NOVEMBER 24, 2000

Walkinshaw and the Russians

TOM WALKINSHAW has signed an agreement with the Moscow city government to create and develop an international racing facility in Moscow.

It will be the first time that the TWR company has been involved in developing a racing circuit, although Tom Walkinshaw himself ran Silverstone for a period when he was chairman of the British Racing Drivers Club in the early 1990s. In the end Walkinshaw was voted off the board when club members objected to an arrangement in which the club purchased a chain of Tom's garages.
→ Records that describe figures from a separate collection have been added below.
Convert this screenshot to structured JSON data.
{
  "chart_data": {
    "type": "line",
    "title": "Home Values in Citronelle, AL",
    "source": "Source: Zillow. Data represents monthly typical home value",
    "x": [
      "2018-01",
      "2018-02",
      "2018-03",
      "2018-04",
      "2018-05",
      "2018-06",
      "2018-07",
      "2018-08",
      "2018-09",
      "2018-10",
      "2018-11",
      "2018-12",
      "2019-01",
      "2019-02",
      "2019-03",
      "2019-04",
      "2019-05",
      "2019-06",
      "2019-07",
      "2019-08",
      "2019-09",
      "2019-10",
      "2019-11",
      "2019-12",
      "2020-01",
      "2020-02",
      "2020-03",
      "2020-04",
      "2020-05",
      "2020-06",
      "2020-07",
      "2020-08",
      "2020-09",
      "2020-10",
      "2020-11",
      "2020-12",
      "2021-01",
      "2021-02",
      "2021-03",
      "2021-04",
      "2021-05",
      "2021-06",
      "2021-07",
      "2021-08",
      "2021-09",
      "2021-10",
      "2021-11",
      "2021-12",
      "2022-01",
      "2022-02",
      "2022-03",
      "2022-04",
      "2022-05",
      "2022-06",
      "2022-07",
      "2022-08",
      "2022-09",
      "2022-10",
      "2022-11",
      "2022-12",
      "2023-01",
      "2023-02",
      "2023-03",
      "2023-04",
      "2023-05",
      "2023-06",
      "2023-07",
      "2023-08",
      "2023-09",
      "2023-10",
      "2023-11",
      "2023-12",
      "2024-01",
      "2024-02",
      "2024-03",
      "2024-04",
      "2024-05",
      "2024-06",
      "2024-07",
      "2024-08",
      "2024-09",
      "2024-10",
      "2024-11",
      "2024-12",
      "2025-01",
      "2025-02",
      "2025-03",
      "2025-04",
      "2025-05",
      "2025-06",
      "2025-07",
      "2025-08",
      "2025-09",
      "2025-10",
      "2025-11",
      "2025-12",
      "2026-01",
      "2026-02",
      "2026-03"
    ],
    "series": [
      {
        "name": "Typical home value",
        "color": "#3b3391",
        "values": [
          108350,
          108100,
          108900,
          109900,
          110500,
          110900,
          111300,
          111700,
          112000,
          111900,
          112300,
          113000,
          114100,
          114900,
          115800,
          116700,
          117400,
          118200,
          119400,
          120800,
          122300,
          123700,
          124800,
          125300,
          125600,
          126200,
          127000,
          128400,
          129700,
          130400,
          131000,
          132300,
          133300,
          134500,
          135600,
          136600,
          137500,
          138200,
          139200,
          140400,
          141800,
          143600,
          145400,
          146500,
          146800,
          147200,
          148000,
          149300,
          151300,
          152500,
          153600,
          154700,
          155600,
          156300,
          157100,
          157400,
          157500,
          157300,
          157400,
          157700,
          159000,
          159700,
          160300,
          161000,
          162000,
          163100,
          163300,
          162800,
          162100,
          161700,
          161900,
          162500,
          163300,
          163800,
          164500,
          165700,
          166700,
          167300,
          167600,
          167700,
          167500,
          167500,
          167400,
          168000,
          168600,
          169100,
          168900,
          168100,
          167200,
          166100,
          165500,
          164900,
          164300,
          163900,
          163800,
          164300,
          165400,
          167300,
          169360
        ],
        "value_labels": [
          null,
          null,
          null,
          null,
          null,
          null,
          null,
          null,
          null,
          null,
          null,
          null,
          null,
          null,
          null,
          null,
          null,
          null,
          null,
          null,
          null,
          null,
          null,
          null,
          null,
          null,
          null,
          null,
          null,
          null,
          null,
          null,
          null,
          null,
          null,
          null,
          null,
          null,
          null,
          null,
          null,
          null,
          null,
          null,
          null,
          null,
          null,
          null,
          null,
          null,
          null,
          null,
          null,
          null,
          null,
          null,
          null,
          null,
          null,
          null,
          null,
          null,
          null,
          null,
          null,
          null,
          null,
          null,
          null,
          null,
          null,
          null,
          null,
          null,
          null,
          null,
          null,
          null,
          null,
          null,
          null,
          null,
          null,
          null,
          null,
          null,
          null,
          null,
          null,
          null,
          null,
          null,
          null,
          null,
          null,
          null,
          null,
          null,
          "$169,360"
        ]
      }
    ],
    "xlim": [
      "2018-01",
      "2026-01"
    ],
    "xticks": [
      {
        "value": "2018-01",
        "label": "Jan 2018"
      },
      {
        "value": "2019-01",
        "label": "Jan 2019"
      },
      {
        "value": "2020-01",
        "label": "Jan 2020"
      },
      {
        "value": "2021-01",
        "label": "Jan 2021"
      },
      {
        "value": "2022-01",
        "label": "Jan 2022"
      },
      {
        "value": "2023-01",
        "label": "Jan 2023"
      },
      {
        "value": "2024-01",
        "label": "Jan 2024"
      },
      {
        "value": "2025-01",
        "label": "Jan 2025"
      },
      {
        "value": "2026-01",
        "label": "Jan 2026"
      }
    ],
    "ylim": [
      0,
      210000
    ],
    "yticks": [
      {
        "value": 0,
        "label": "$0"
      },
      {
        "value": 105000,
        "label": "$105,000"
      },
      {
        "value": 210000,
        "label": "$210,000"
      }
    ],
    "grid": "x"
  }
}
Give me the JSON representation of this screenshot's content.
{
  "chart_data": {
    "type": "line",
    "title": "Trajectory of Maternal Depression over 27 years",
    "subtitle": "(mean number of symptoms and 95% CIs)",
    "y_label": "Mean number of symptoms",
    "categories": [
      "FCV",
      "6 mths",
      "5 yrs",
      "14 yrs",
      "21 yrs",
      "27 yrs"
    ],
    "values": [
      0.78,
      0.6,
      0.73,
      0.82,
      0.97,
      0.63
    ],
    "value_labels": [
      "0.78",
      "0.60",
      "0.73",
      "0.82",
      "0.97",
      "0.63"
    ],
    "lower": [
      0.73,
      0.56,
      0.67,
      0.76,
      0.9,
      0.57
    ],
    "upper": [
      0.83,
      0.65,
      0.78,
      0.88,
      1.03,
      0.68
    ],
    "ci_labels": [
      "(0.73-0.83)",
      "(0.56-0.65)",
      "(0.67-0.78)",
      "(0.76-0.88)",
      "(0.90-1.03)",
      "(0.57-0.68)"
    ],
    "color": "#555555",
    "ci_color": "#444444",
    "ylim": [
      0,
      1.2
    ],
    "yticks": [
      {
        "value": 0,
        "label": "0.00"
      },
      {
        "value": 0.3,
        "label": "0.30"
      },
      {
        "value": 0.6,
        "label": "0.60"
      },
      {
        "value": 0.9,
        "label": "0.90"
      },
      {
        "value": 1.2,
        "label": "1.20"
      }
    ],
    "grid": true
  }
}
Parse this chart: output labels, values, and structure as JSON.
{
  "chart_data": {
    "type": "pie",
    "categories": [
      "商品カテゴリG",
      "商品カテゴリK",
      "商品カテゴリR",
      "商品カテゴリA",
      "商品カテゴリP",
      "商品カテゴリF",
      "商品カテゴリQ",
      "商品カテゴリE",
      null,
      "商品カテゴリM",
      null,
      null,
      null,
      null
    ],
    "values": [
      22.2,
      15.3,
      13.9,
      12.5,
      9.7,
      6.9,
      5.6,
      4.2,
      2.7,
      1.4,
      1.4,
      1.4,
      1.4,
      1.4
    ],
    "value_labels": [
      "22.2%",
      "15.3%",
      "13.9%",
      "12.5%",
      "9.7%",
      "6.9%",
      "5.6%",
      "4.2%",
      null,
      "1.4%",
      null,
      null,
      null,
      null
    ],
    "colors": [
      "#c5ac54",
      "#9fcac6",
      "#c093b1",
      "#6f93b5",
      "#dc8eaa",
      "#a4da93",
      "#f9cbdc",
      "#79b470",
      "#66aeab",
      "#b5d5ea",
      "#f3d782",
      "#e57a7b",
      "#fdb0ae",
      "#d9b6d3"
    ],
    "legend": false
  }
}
The circuit being planned will be built on Nagatino Island, to the south of the city on the Moskva River, and appears to be based on the same concept as Montreal with existing roadways being linked up to form a quick and cheap racing circuit with easy access to the downtown area. Work is expected to start next Spring and should be completed within two years, although things will obviously be slowed down by the harsh Russian winters.

There have been a number of different projects for racing circuits in Moscow and in February the city government voted to build a Formula 1 standard racing circuit at Molzhaneyevsky, close to Moscow's Sheremetyevo International Airport to the north of the city. That program seems to have been rejected because it was too expensive and needed private investment which was not forthcoming. There were also rival bids from the cities of Tula and Leningrad.

Whether or not there are plans for this track to be used for Formula 1 remains to be seen although Formula 1 boss Bernie Ecclestone is not keen on taking Grand Prix racing to Russia because of the problems in recent years with organized crime in that country, which he feels would reflect badly on the sport.

Walkinshaw obviously has no such worries.